Developments to the Emergency Care Assistant (ECA) role formed part of a wider package which was discussed with Unison earlier this week and although they felt unable to agree to the changes as a whole, they did indicate that they were satisfied with this element of the proposal.
“It is disappointing that Unison has been unable to fully support us on this development, but we are committed to finding ways in which we can make things better for both our patients and our workforce and we will continue to work with our staff to do this.”
– David Whiting, Chief Executive, Yorkshire Ambulance Service NHS Trust
Staff from the Yorkshire Ambulance Service belonging to the Unite union have announced they will strike this weekend.
The strike will take place across the county from 3pm on Saturday to 7am on Sunday morning.
The union has three hundred and seventy five members in the service.
The crux of the dispute is the introduction of longer shift patterns that could mean staff working ten hours without a meal break.
The union has said that it is only a matter of time before someone is seriously injured or killed as a result of staff exhaustion.
In a statement the Trust said it has "taken all reasonable procedural steps to resolve the dispute and has fully cooperated with the course of action agreed with the Advisory, Conciliation and Arbitration Service (ACAS)."
Yorkshire ambulance staff have voted to take strike action over changes in shift patterns which could mean paramedics going more than 10 hours without a meal break and staff being forced to work 12 hour shifts.
The staff, members of Unite, voted overwhelmingly for a 24 hour strike which will commence at 00:01 hours on Saturday February 1.
They also plan to walkout for four hours, between 3pm and 7pm on Monday February 3 over the imminent introduction of new elongated shift patterns.
Unite regional officer Terry Cunliffe said: “Our members are taking action as they are very concerned about the scale of these changes and how they will impact on patient safety in Yorkshire. The shift patterns are not family friendly and will lead to an overtired workforce.

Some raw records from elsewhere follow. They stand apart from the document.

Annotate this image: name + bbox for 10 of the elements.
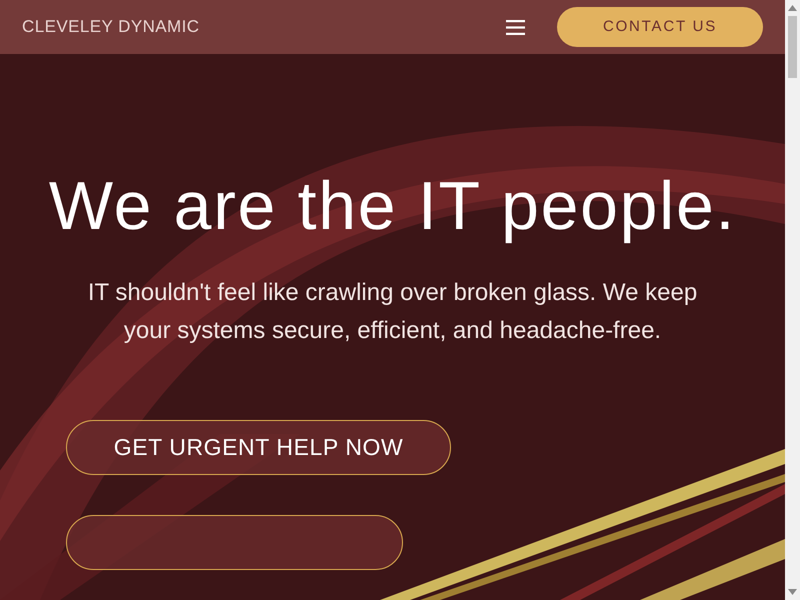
brand-name[interactable]: CLEVELEY DYNAMIC: [22, 14, 200, 40]
contact-button[interactable]: CONTACT US: [557, 7, 763, 47]
scrollbar[interactable]: [785, 0, 800, 600]
hero-title: We are the IT people.: [48, 167, 736, 246]
scroll-up-icon[interactable]: [788, 5, 797, 11]
scrollbar-thumb[interactable]: [788, 16, 797, 78]
menu-icon[interactable]: [506, 20, 525, 34]
urgent-help-button[interactable]: GET URGENT HELP NOW: [66, 420, 451, 475]
hero-subtitle: IT shouldn't feel like crawling over broken glass. We keep your systems secure, efficient, and headache-free.: [86, 278, 698, 346]
scroll-down-icon[interactable]: [788, 589, 797, 595]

“Once again, Unite makes the offer of talks with David Whiting, the trust’s chief executive, who has dug in his heels and refuses to engage with the legitimate concerns Unite has raised on behalf of its members and the Yorkshire public.”
Yorkshire ambulance staff are being balloted for strike action over changes in shift patterns which could mean paramedics going more than 10 hours without a meal break and staff being forced to work 12 hour shifts.
Unite, the country’s largest union, is balloting its 450 members at the Yorkshire Ambulance Service NHS Trust for strike action over the introduction of new elongated shift patterns next month.
The union wants a protected meal break of 30 minutes after six hours. It's the latest development in a long running dispute, coming just under a year since the Trust ceased to recognise the union after it raised concerns over the impact of £46 million cuts on patient safety.